Can anyone explain it to me:
There is on Linux a file called mem located in /proc/ati/0 (that is probably system specific). It shows some useful information which I cannot fully understand. It looks like below:
# cat /proc/ati/0/mem
total counts | outstanding
type alloc fail bytes | allocs bytes
system 0 0 2123517952 | 0 0
locked 354349 0 1455151528 | 8748 39565736
sareas 1 0 8192 | 1 8192
driver 51579 0 7245854 | 118 4122674
magic 5 0 60 | 0 0
maplist 6529 0 391740 | 15 900
vmalist 6651 0 79812 | 16 192
buflist 40 0 117968 | 16 116432
files 11 0 7552 | 3 1536
contexts 3 0 56 | 1 32
hwcontext 5 0 40960 | 4 32768
# cat /proc/ati/0/mem1
total counts | outstanding
type alloc fail bytes | allocs bytes
mappings 5 0 2224128 | 5 2224128
textures 0 0 0 | 0 0
agplist 0 0 0 | 0 0
agpmem 0 0 0 | 0 0
boundagp 0 0 0 | 0 0
aperture 0 0 0 | 0 0
dmabufs 0 0 0 | 0 0
memlocks 0 0 0 | 0 0
mutex 65 0 1040 | 4 64
drawables 1 0 16 | 0 0
mempages 815121 0 3338735616 | 8721 35721216
pcielist 178 0 6554444 | 9 69804
pcie 0 0 0 | 0 0
Im asking cause while trying to set more than 255 for both, GPU_INITIAL_HEAP_SIZE and GPU_MAX_HEAP_SIZE, the kernel simply fails. I know these flags are unsupported currently but why 255 is the max value whereas card memory is 512?. What is the rest of memory spent for ?
I thought the Xserver or even session manager might be the problem. I've tested many configurations such as kdm or slim with kde, xfce, twm. It might seem that the most lightweight configuration is simply slim+twm. Well, perhaps it is, but it doesn't help in this case. Does anyone have an idea why is that ?
When just GPU_MAX_HEAP_SIZE is bigger than 255, it works but probably uses host memory, which dramatically decreases computation performance. Actually it is just slightly faster than on CPU :-( .
Why id SDK 2.1 this limit (128MB only available for OpenCL) was not changed?
W/o GPU_MAX_HEAP_SIZE OpenCL reports only 128M available.
With GPU_MAX_HEAP_SIZE=256 it reports 512MB (full GPU memory for my GPU).
That is, it's bugged in both cases!
As Micah mentioned above, GPU_MAX_HEAP_SIZE is not supported, and might or might not work properly..
Hm, actually I don't wonder much why that hackish env variable doesn't work in new SDK. I wonder why new SDK still have limit of 128MB for memory usage for 4870 GPU!
i just found this thread http://www.khronos.org/message_boards/viewtopic.php?p=7321#p7321
The device memory can be viewed as just a cache where only memory objects needed by a command(s) executing on a device need to be allocated. This way, the actual amount of physical memory available on the device does not limit how many memory object you can create - it only limits the amount of memory needed by memory objects used by a command.
this is true when you have CPU only context. i succsefuly allocate more memory objects than reports CL_DEVICE_GLOBAL_MEM_SIZE.

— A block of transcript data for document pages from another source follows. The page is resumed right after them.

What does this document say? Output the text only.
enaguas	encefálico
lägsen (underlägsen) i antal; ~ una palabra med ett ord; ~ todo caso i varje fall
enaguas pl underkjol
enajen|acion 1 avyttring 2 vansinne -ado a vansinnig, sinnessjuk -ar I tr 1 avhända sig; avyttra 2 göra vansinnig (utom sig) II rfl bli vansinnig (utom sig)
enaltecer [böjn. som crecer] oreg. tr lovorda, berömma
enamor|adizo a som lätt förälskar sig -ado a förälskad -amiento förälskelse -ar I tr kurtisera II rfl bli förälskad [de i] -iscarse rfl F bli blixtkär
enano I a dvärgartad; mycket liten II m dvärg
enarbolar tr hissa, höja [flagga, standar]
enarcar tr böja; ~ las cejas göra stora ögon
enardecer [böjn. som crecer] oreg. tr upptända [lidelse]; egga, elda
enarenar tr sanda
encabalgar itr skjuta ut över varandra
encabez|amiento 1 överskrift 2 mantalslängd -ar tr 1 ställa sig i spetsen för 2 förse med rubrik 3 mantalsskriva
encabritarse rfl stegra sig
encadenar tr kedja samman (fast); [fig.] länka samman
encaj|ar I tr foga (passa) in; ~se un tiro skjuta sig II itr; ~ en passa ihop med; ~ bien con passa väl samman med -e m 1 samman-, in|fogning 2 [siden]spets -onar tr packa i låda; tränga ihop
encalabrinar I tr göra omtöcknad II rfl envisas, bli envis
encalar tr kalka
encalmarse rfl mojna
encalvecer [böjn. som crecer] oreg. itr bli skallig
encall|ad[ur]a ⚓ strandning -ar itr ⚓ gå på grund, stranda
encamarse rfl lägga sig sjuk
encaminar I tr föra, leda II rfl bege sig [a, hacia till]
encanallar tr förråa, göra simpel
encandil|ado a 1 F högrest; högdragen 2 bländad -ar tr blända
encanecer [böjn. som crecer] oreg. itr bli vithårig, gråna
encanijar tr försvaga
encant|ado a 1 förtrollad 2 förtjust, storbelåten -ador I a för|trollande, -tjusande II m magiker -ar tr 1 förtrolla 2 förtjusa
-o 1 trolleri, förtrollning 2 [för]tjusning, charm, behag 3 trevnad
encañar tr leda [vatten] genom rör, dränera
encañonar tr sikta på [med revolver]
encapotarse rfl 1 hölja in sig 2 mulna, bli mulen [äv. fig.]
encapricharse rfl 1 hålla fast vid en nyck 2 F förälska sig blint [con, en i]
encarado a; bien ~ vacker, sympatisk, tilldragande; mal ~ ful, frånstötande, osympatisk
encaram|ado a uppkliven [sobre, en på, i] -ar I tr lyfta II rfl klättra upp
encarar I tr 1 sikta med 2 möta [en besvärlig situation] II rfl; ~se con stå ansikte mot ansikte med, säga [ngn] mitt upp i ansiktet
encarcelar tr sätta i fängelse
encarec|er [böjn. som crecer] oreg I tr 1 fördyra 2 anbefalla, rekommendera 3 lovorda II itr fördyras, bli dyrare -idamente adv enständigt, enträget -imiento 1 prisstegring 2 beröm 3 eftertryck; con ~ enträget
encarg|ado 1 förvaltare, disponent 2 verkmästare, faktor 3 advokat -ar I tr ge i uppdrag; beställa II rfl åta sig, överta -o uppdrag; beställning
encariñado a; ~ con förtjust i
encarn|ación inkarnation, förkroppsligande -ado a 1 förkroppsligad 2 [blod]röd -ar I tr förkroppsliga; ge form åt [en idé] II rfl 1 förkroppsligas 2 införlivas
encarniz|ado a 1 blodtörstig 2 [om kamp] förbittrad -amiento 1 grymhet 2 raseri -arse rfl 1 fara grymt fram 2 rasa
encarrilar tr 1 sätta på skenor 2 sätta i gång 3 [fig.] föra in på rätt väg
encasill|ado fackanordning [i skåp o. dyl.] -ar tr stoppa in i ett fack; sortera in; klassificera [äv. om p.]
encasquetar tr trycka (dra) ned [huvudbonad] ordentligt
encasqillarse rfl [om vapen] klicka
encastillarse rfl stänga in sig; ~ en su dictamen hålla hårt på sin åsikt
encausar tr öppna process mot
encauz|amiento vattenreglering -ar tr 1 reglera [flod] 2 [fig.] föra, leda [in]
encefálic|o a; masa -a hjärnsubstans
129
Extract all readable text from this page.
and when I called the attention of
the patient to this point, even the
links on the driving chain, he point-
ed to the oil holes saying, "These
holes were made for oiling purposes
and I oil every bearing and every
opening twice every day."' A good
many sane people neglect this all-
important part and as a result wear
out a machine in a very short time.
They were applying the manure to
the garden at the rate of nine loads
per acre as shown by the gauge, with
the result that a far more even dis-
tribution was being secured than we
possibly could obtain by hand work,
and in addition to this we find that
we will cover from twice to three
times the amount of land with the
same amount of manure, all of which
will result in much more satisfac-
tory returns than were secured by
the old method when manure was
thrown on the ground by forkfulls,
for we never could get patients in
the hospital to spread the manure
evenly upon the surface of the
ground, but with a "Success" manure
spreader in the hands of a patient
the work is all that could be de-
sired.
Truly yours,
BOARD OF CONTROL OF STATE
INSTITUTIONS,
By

but it fail with GPU only or mix context where it faild when i try allocate more than is device memory. so it is BUG.
Hm, this feature can be viewed as memory virtulization. One would swap memory object out of device memory into host memory (and, ultimately, even into swap file). It's good for memory-demanding apps that algorithm can not tolerate lower memory amount.
But for other apps it will be surely performance killer if such swapping will be done on runtime discretion w/o any control from app author. In this case maybe some additional attribute will be needed just as page-locking for Windows VirtualAlloc. Some data should stay in GPU memory while other could be swapped out of it. It becomes especially important when few GPGPU apps executed simultaneously. Improper memory swapping can kill performance for all of them.